The door to the house flings open as I reach to unlock it. My rock stands in the doorway. He scoops me up and holds me tight. I can smell the delicious scent of curry, peanuts, and chicken. Out comes the list as I melt away in his embrace. The black marker draws through a few more lines. Dinner is delicious and even more so since I was not the cook! Conversation is choppy at best with Jenna and Jake but the demanding voices of Em and El drown out the awkward silence. Once more I wonder if I have done enough? What could I do better? The older two wolf down their food only to return to their bedroom caves for homework and the occasional sly text. My man and I double team the little girls to get them ready for bed. Baths, lotion, pajamas, and a great book are crossed off the list. Sweet, little kisses on each forehead and a softly spoken I love you floats through the air as we turn off the light. We set about doing the tidying up in the house with the last bit of energy we both possess. Exhausted, we collapse onto the sofa for a little bit of TV. Instead of cueing up the DVR, we start to talk about our day. I wheel out my list and my near flood stage tub of guilt. His hand, calloused by life’s work, feels gentle and kind. It is like a warm knife to a cold stick of butter. My list begins to fade. He reassures me. Our kids are fine. Emma designed and sewed a new pair of pants today. Jenna shaved 3 seconds off her fly. Jake was given the spirit award for his encouraging attitude and helpful spirit in class. Ella sounded out five new words today.  I feel safe. It will be okay if I can just unplug my tub.

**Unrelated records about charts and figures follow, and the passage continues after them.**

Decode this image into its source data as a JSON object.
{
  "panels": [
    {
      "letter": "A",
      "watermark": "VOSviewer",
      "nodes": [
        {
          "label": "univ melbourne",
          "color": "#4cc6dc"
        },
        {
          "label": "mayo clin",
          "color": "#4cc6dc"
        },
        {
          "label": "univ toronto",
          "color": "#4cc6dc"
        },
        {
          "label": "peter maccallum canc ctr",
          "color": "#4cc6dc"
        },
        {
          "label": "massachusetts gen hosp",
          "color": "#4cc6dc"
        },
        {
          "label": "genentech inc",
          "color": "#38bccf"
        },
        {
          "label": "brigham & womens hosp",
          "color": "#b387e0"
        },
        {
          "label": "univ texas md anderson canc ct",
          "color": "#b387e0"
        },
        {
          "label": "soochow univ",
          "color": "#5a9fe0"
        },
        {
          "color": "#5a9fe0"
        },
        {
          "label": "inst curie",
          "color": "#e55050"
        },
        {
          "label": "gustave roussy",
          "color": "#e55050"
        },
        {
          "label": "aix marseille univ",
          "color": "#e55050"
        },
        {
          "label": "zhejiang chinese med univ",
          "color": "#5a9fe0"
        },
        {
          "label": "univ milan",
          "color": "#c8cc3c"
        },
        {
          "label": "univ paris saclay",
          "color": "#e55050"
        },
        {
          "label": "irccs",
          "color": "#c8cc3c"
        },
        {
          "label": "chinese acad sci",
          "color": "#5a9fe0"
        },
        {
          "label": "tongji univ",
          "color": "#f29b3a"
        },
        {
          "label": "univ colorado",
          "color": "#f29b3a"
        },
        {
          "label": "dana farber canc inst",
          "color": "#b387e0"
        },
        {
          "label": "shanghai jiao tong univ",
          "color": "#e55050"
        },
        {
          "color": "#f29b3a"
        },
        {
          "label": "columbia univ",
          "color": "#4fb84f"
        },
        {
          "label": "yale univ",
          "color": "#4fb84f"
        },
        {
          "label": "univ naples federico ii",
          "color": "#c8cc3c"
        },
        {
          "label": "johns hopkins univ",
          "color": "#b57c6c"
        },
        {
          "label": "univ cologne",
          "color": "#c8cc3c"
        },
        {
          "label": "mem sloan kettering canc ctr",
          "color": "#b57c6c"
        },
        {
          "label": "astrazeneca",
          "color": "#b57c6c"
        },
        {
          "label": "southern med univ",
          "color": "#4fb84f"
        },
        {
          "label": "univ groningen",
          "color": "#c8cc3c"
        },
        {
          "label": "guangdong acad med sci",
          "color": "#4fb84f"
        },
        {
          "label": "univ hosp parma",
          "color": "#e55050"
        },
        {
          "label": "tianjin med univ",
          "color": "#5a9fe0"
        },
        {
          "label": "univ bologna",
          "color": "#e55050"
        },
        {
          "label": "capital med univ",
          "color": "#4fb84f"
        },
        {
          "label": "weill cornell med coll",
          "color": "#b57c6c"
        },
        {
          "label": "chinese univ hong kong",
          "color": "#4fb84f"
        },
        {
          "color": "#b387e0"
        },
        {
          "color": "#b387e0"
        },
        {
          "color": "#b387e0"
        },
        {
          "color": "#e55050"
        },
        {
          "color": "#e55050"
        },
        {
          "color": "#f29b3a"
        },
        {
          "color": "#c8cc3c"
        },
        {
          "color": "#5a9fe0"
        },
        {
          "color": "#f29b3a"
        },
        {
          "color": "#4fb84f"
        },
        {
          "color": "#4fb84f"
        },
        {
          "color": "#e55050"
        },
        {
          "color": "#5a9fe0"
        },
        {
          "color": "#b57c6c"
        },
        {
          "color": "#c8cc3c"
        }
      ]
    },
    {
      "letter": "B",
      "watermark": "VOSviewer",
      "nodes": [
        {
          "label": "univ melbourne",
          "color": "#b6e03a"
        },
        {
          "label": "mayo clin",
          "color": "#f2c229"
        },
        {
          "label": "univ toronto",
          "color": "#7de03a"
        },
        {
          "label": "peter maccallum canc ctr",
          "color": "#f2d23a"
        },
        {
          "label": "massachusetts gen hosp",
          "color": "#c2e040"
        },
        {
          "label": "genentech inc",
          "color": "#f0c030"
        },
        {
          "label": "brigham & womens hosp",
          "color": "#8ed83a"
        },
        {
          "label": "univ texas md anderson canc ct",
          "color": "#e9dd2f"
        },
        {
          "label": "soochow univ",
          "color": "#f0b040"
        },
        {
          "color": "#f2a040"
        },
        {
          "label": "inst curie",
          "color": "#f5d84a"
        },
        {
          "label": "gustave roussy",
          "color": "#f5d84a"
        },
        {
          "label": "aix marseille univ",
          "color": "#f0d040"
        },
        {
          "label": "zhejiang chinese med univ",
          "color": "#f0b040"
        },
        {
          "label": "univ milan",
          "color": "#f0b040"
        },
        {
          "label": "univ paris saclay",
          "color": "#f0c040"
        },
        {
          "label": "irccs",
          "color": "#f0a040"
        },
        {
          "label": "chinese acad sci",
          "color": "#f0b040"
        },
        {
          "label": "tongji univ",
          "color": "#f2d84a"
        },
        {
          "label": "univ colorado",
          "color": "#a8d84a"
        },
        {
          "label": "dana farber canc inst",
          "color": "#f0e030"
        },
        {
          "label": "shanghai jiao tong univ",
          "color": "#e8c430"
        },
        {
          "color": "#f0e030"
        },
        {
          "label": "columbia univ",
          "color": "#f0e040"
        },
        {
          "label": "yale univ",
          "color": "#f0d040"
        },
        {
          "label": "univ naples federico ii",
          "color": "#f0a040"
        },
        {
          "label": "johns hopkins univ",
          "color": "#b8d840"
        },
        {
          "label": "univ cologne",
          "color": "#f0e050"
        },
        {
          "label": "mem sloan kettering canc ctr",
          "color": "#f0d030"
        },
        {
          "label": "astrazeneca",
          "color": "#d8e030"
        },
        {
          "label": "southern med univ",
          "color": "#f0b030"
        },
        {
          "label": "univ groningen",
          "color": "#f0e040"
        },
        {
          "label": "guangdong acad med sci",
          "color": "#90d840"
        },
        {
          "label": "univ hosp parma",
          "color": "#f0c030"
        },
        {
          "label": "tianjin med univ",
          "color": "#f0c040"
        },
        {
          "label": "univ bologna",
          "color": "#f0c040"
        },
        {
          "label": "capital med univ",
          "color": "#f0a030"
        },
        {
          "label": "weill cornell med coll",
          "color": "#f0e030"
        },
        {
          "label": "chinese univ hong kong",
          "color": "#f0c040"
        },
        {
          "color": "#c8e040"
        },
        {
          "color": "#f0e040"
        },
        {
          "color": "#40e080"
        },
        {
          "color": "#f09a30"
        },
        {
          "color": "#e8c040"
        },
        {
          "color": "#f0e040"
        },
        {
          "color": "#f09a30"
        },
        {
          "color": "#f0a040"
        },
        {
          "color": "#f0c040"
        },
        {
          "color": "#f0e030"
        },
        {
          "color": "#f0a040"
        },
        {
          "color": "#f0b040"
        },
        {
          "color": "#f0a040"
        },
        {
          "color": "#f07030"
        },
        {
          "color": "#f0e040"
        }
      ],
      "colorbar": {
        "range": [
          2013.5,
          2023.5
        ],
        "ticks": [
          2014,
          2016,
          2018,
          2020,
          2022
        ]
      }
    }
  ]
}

When weariness of the day finally comes to claim our waking minds, a soft knock is heard on our door. Mom, can I talk to you, come the words out of her teenage mouth. Like a shot of adrenaline to my heart, I suddenly have the energy of 500. Yes! I always have time for you my sweet child. Shreds of my mental list fall all around me, dotting my bed with inked marks and I listen as time flies by and its ok. I did enough and in the distance, the sound of gurgling water drains.